Not throwing any stones here, because I've been guilty of the same sort of arrogance in other contexts. But I think the same thing happened a ton during Bubble 1.0 and the software-is-eating-the-world thing. And it's hardly limited to tech: https://xkcd.com/793/

For me, at least, where this came from was ignorance and naivete. Three things cured me. One was getting deeper mastery of particular things, and experiencing a fair bit of frustration when dealing with people who didn't understand those things or respect my expertise. The second was truly recognizing there were plenty of equally smart people who'd spent just as long on other things. And the third was working in close, cross-functional team contexts with those people, where mutual listening and respect were vital to the team doing our best work.

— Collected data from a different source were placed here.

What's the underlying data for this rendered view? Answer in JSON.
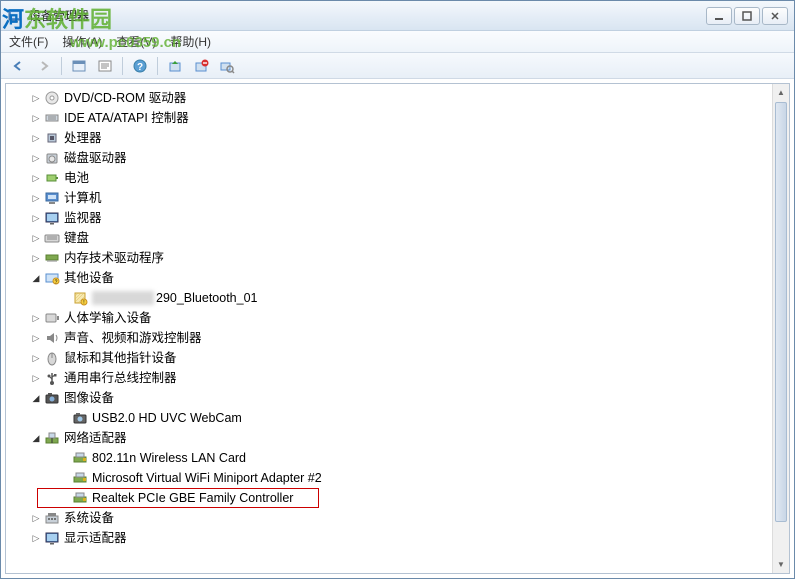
{
  "watermark": {
    "text_blue": "河",
    "text_green": "东软件园",
    "url": "www.pc0359.cn"
  },
  "window": {
    "title": "设备管理器"
  },
  "menu": {
    "file": "文件(F)",
    "action": "操作(A)",
    "view": "查看(V)",
    "help": "帮助(H)"
  },
  "tree": {
    "items": [
      {
        "label": "DVD/CD-ROM 驱动器",
        "icon": "dvd",
        "level": 1,
        "expander": "closed"
      },
      {
        "label": "IDE ATA/ATAPI 控制器",
        "icon": "ide",
        "level": 1,
        "expander": "closed"
      },
      {
        "label": "处理器",
        "icon": "cpu",
        "level": 1,
        "expander": "closed"
      },
      {
        "label": "磁盘驱动器",
        "icon": "disk",
        "level": 1,
        "expander": "closed"
      },
      {
        "label": "电池",
        "icon": "battery",
        "level": 1,
        "expander": "closed"
      },
      {
        "label": "计算机",
        "icon": "computer",
        "level": 1,
        "expander": "closed"
      },
      {
        "label": "监视器",
        "icon": "monitor",
        "level": 1,
        "expander": "closed"
      },
      {
        "label": "键盘",
        "icon": "keyboard",
        "level": 1,
        "expander": "closed"
      },
      {
        "label": "内存技术驱动程序",
        "icon": "memory",
        "level": 1,
        "expander": "closed"
      },
      {
        "label": "其他设备",
        "icon": "other",
        "level": 1,
        "expander": "open"
      },
      {
        "label": "290_Bluetooth_01",
        "icon": "unknown",
        "level": 2,
        "expander": "none",
        "blurred_prefix": true
      },
      {
        "label": "人体学输入设备",
        "icon": "hid",
        "level": 1,
        "expander": "closed"
      },
      {
        "label": "声音、视频和游戏控制器",
        "icon": "sound",
        "level": 1,
        "expander": "closed"
      },
      {
        "label": "鼠标和其他指针设备",
        "icon": "mouse",
        "level": 1,
        "expander": "closed"
      },
      {
        "label": "通用串行总线控制器",
        "icon": "usb",
        "level": 1,
        "expander": "closed"
      },
      {
        "label": "图像设备",
        "icon": "imaging",
        "level": 1,
        "expander": "open"
      },
      {
        "label": "USB2.0 HD UVC WebCam",
        "icon": "camera",
        "level": 2,
        "expander": "none"
      },
      {
        "label": "网络适配器",
        "icon": "network",
        "level": 1,
        "expander": "open"
      },
      {
        "label": "802.11n Wireless LAN Card",
        "icon": "netcard",
        "level": 2,
        "expander": "none"
      },
      {
        "label": "Microsoft Virtual WiFi Miniport Adapter #2",
        "icon": "netcard",
        "level": 2,
        "expander": "none"
      },
      {
        "label": "Realtek PCIe GBE Family Controller",
        "icon": "netcard",
        "level": 2,
        "expander": "none",
        "highlighted": true
      },
      {
        "label": "系统设备",
        "icon": "system",
        "level": 1,
        "expander": "closed"
      },
      {
        "label": "显示适配器",
        "icon": "display",
        "level": 1,
        "expander": "closed"
      }
    ]
  }
}
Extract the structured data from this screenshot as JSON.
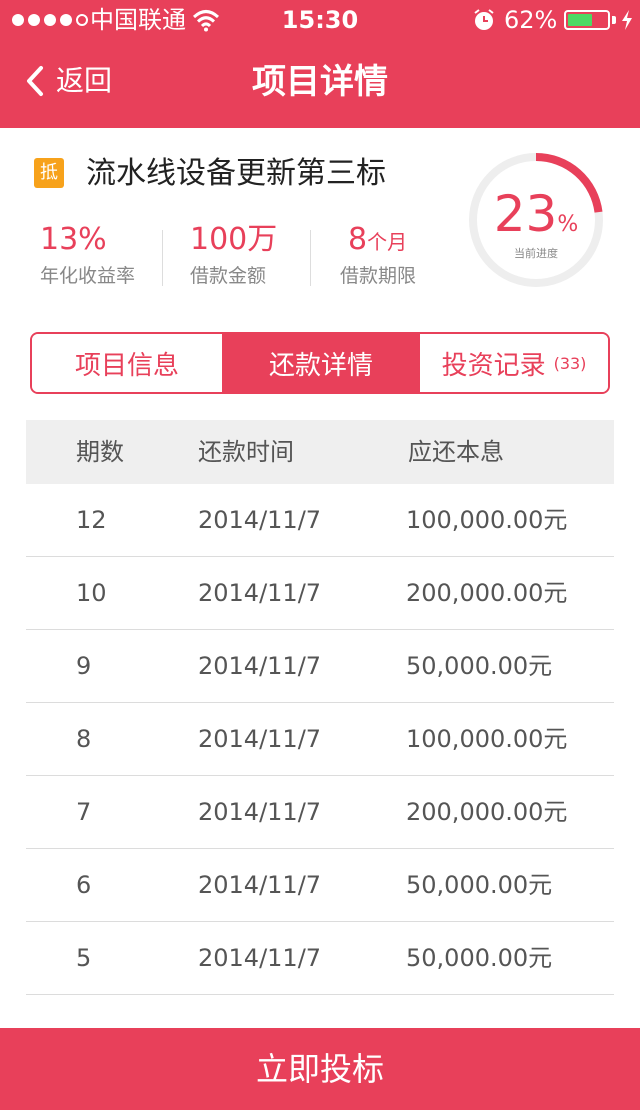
{
  "status_bar": {
    "carrier": "中国联通",
    "time": "15:30",
    "battery_percent": "62%",
    "battery_level": 0.62,
    "signal_bars_filled": 4,
    "signal_bars_total": 5
  },
  "nav": {
    "back_label": "返回",
    "title": "项目详情"
  },
  "project": {
    "badge": "抵",
    "name": "流水线设备更新第三标",
    "stats": [
      {
        "value": "13%",
        "unit": "",
        "label": "年化收益率"
      },
      {
        "value": "100万",
        "unit": "",
        "label": "借款金额"
      },
      {
        "value": "8",
        "unit": "个月",
        "label": "借款期限"
      }
    ],
    "progress": {
      "value": "23",
      "percent_sign": "%",
      "label": "当前进度",
      "fraction": 0.23
    }
  },
  "tabs": [
    {
      "label": "项目信息",
      "count": "",
      "active": false
    },
    {
      "label": "还款详情",
      "count": "",
      "active": true
    },
    {
      "label": "投资记录",
      "count": "(33)",
      "active": false
    }
  ],
  "repayment_table": {
    "headers": [
      "期数",
      "还款时间",
      "应还本息"
    ],
    "rows": [
      [
        "12",
        "2014/11/7",
        "100,000.00元"
      ],
      [
        "10",
        "2014/11/7",
        "200,000.00元"
      ],
      [
        "9",
        "2014/11/7",
        "50,000.00元"
      ],
      [
        "8",
        "2014/11/7",
        "100,000.00元"
      ],
      [
        "7",
        "2014/11/7",
        "200,000.00元"
      ],
      [
        "6",
        "2014/11/7",
        "50,000.00元"
      ],
      [
        "5",
        "2014/11/7",
        "50,000.00元"
      ]
    ]
  },
  "footer": {
    "invest_label": "立即投标"
  },
  "colors": {
    "accent": "#e8405a",
    "badge": "#f7a21b",
    "battery_fill": "#4cd964"
  }
}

So here's hoping that the AI bigwigs learn that one way or another.


Not only AlphaZero, but hadn't the whole field of computer vision (which LeCun is specialised in) had its major breakthrough with letting the AI figure out the features (i.e. CNNs)?


Yes, but they needed 2 billion images training data to get to the point where the AI usually draws the correct number of limbs...

Any radiology AI that needs millions of training sets is useless in practice.


> Any radiology AI that needs millions of training sets is useless in practice.

Why? I have no doubt that radiology AI might not be that useful (though radiologist friends of mine say AI is making an increasing impact on their field.) But this logic doesn't make sense. So what if an AI needs a million training examples or even a million training sets? Once your topology and weights are set, that net can be copied/used by others and you get a ready-to-go AI. There's an argument to be made that if training scale is what's needed to get to AGI, then maybe AGI is unrealizable, but that's not the same as saying a domain-specific AI is useless because it needs a large training set.


It helps that human scientific expertise in the topic of "recognizing objects" is limited.